I became doubtful as to whether I might have said something like that. “I don’t know, maybe I did say it but I can’t remember.”
He sensed blood, “You did say it. There’s no point denying it. Don’t let me hear that you’ve been saying such things again. Have I made myself clear?”
We then went on to work on converting fractions into decimals, which is done by dividing the bottom number into the top one.
I kept on making mistakes – apparently – and finally I was warned if I made one more I’d be punished. I started to shake. My mother was in the front room, just a few yards away.
“I want to go,” I said.
“No, you’ll stay here and do this properly, I’m not having you bother your mother. Now get on with it.”

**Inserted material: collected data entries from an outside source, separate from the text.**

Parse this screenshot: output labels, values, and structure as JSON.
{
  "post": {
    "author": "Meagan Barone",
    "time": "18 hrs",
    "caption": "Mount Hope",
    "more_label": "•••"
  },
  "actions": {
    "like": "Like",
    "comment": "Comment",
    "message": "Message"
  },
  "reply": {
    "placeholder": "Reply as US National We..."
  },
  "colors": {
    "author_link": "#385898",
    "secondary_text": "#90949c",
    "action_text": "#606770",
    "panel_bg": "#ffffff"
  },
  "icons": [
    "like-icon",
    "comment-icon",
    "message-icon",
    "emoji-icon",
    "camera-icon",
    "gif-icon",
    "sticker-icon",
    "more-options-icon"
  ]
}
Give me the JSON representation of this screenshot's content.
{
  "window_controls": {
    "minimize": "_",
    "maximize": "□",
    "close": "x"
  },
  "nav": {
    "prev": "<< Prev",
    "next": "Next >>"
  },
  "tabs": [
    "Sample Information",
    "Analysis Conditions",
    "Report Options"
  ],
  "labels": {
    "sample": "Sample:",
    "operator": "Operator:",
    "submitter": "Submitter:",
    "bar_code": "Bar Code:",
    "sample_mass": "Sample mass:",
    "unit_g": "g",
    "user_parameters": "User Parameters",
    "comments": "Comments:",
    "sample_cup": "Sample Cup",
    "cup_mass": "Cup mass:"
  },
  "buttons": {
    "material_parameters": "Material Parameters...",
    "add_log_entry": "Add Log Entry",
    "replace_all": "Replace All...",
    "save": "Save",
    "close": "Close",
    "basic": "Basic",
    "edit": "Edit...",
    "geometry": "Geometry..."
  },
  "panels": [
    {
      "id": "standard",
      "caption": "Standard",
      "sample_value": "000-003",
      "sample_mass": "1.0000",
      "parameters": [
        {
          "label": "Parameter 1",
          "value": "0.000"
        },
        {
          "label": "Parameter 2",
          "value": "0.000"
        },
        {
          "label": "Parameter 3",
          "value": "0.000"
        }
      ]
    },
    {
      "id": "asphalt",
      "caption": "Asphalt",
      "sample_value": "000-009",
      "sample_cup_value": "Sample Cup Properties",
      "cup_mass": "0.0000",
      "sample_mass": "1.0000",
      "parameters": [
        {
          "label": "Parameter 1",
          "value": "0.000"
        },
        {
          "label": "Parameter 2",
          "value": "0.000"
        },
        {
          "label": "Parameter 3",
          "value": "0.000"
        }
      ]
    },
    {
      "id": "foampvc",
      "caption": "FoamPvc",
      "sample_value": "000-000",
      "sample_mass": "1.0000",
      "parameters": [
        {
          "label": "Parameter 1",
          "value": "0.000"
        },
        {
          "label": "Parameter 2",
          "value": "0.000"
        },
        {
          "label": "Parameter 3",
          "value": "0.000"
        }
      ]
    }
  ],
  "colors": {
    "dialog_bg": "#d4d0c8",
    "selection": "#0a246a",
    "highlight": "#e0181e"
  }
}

So he set me a conversion to do and very carefully I got on with it. I was sure I’d got it right and beamed with relief.
“It’s wrong,” he said.
I couldn’t believe it, “What?”
“It’s wrong,” he repeated, “You divided the top into the bottom. Now stand up.”

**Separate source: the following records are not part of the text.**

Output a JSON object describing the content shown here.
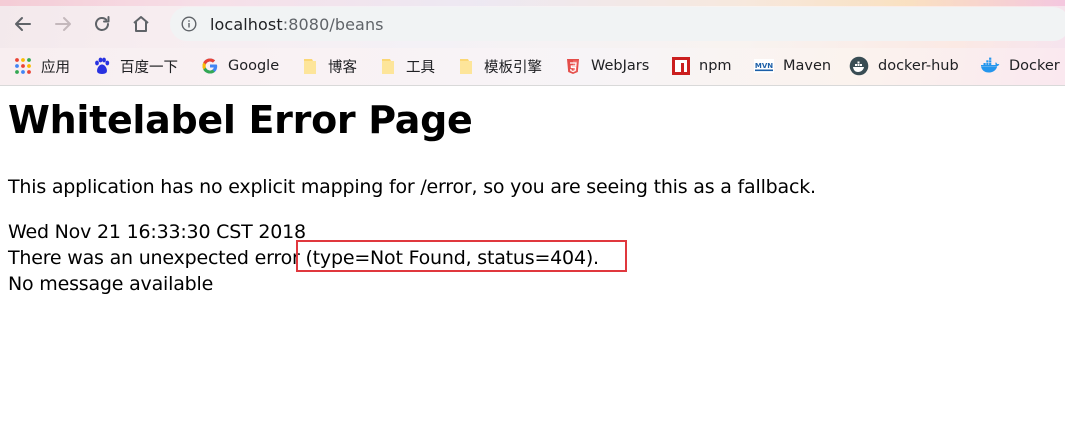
{
  "browser": {
    "url_host": "localhost",
    "url_rest": ":8080/beans"
  },
  "bookmarks": [
    {
      "label": "应用",
      "icon": "apps-grid-icon"
    },
    {
      "label": "百度一下",
      "icon": "baidu-paw-icon"
    },
    {
      "label": "Google",
      "icon": "google-g-icon"
    },
    {
      "label": "博客",
      "icon": "folder-icon"
    },
    {
      "label": "工具",
      "icon": "folder-icon"
    },
    {
      "label": "模板引擎",
      "icon": "folder-icon"
    },
    {
      "label": "WebJars",
      "icon": "webjars-icon"
    },
    {
      "label": "npm",
      "icon": "npm-icon"
    },
    {
      "label": "Maven",
      "icon": "maven-icon"
    },
    {
      "label": "docker-hub",
      "icon": "docker-hub-icon"
    },
    {
      "label": "Docker -",
      "icon": "docker-whale-icon"
    }
  ],
  "page": {
    "title": "Whitelabel Error Page",
    "description": "This application has no explicit mapping for /error, so you are seeing this as a fallback.",
    "timestamp": "Wed Nov 21 16:33:30 CST 2018",
    "error_prefix": "There was an unexpected error ",
    "error_detail": "(type=Not Found, status=404).",
    "message": "No message available"
  },
  "colors": {
    "highlight_border": "#e0383e"
  }
}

He pulled my trousers and pants down and smacked me across my bare bottom ‘till I cried.
“Now if I find out you’ve told your mother there’ll be worse to follow. Do you understand?”
So, I didn’t tell her until I was an adult.
* * *
When I was in my late teens, I saw Mr Bassett in Sutton Library holding the hand of a very pale and timid-looking little boy. Mr Bassett nodded hello to me and asked how my mother was.
* * *
1976 – Jollymead – Part 5
Because Mum thought I loved the holiday in Devon so much she got me booked for another week there during the Easter break. But this time the weather was bleak, and not wanting to miss an opportunity to test our resolve, one of our tasks was to sleep in bin liners on the Moors in the snow. This time Robbie wanted to push us, however, a few hours down the line even though he thought it might be going too far, so he picked us up and took us back to Jollymead. Because it was so cold and there were only three of us, Robbie and Judy let us sit with them in their living room, watch TV and cuddle up to their German Shepherd dog in front of the open fire. They also helped me find Sue’s number – which in hindsight was technically aiding and abetting stalking – and arranged for her to come over for a few hours the following day. Of course, once she arrived, I turned into a blithering idiot again and probably didn’t make the best of impressions, however, it couldn’t have been so bad as she agreed to join me at Jollymead again the following summer.
* * *
1976 – All Set
My life was set. I’d got into a good school and it looked, well at least from my delusional vantage point, like I’d got the girl.
* * *
Christmas 2008
My son who’s now 14 asks me, “Daddy, do you remember when you used to tell us you got coal for Christmas?” – that is the translated version, the original was in teenage mumble.
“No,” I replied in proper adult English.
“You did!”
I’m sure I’m right, so I add, “I don’t remember ever saying that. You must be getting me confused with your grandfather.”
My other son interjects “No Dad, you did. Ask our Mum.”
So I do and she tells me I used to tell them that if they were naughty, they’d get coal from Father Christmas.
So much for having a good memory!
* * *
If this chapter has partly been about forgetfulness, it’s also about what is unforgettable. Our lives are both full of small and big details, incidents and other people who touch us enough that we can never forget them.